転職に最適な時期とは?

「転職したい時と転職すべき時の違い」

 

 気に入らない上司がいる、給料が低い、残業が多い、思うように有給が取れない等の理由で現職を辞めて転職しよう、と意を決します。果たしてこれが転職すべき時期と言えるのでしょうか。

 

 もちろん当の本人に意思あればこその転職であることはいうまでもありませんが、それと転職し易い、つまり転職すべき時期は必ずしもイコールではありません。

 

 どういうことかといいますと、例えば5月〜8月の時期を考えてみましょう。5月は俗に「5月病」と言われるようにカルチャーショックやミスマッチ等で特に新入社員が鬱に陥って退職する者が増えるといわれています。この5月期に転職活動をスタートしたとしましょう。しかし新入社員の欠員補充ですから、企業は新卒仕立ての人材か、少なくとも第二新卒者迄の20代前半〜半ばまでの後継者育成型の人材を採用する傾向があります。

 

 従って40代転職希望者にとっての転職好機とはいえません。また6月〜8月期は、賞与支給前の時期とあって、なかなか欠員が出ない傾向にあり、そのため採用案件も出にくい傾向にあるといえるでしょう。

 

 

「転職し易い時期っていつ」

 

 一方転職し易い時期というのはちゃんとあります。例えば4月。具体的には新年も明けようやく企業の本格活動期に入った2月頃から案件が出始めます。新卒案件はとうに内定者が決まっている時期ですが、中途採用はこれからです。この4月期は新年度スタート期に当たり、新規事業・部門設立や部門拡充等といった動きが出易い時でもあります。従ってこれらの動きに合わせて外部から優秀な人材を補充しようとする動きが活発化してくるのです。

 

 更に、下半期の始期でもあり、夏の賞与支給後となる9月頃から、求人案件が出易くなります。これまでの事業の見直し、再スタートや部門や人材補充等の見直しが行われるためです。

 

 どちらかといえば、こちらの時期の方が経験豊富な人材を確保しようとする動きが各企業に見られるようになりますから、40歳というそれなりの経験を持っていると思われる転職希望者にとっては有利な求人が出やすい時期なのかもしれません。

 

 もちろん、今すぐ辞めるべきという時はあります。例えばブラック企業やパワハラ、セクハラ等に悩み苦しんでいる場合等です。あまりネガディブな理由で退職をして転職を試みるというのはお勧めできませんが、そうした企業でずっと働くよりは転職のために動いた方がいいのかもしれません。「最適」という言葉とは少し違うものの、自分の置かれている状況を見ながら転職時期を探していくことにはそれなりの意味が出てくるでしょう。

 

 

「転職に最適な時期ではなくても求人チェックを」

 

 求人が比較的多く出るような時期を中心に、転職に最適な時期というものをいくつか提示してきました。
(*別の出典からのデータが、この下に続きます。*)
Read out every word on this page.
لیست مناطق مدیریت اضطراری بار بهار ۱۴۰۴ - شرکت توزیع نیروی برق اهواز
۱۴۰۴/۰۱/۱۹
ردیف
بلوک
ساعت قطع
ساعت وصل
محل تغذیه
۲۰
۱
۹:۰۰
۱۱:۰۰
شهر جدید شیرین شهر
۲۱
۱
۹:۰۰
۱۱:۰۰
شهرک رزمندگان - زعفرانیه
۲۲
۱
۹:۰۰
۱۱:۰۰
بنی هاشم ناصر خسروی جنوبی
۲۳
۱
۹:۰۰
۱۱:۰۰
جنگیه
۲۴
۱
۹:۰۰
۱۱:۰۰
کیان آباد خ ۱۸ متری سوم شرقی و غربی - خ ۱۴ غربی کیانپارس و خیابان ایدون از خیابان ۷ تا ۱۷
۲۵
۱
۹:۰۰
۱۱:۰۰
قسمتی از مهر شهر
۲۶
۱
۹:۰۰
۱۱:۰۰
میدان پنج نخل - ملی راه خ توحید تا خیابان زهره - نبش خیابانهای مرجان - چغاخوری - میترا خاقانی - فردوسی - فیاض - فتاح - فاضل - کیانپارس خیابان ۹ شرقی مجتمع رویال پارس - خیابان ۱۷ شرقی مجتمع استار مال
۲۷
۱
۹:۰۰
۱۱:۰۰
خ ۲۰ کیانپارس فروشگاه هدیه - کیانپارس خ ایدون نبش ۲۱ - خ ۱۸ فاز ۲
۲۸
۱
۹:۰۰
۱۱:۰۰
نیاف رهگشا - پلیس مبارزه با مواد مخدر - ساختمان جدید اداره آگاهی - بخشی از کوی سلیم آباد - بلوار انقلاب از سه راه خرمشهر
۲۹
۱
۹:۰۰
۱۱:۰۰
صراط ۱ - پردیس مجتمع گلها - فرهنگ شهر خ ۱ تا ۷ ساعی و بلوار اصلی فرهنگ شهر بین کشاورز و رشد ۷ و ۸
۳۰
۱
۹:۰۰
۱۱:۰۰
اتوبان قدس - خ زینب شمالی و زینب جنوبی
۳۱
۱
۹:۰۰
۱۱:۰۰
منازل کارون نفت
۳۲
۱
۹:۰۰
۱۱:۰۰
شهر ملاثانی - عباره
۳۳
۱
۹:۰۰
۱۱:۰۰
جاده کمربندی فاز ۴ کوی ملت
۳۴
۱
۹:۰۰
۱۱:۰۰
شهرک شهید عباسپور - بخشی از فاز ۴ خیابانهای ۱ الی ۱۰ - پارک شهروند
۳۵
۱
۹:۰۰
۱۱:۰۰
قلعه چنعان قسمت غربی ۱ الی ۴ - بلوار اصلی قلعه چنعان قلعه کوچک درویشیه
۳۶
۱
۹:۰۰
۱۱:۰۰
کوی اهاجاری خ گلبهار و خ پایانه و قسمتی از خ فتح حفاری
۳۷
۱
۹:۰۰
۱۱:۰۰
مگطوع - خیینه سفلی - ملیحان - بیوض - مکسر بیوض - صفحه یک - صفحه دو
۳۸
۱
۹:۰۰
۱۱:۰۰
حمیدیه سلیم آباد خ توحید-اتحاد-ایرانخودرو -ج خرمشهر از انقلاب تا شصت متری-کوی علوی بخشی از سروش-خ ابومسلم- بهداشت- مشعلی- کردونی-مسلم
しかし、それ以外の時期には求人がぱったりと無くなってしまうというわけではもちろんありません。

 

 常に求人はチェックするようにしましょう。あなたが転職すべき、つまり、あなたが望んでいたり企業があなたのような人材を望んでいたり、そんな求人が上で示したような“転職に最適な時期”のみにちょうど出てくるとは限らないはず。そこだけに集中して転職活動を行おうとすると、あなたにとっての優良企業の求人を見逃してしまうかもしれません。

 

 また、求人が多く出回る時期には転職者もそれなりに増える傾向があるため、競争率が上がり、よほどのキャリアがないと採用されにくいという現象も起きがち。今まさに転職に最適な時期なのかもしれない、そう思いながら求人を常にチェックしながら積極的な応募を心がけるようにしましょう。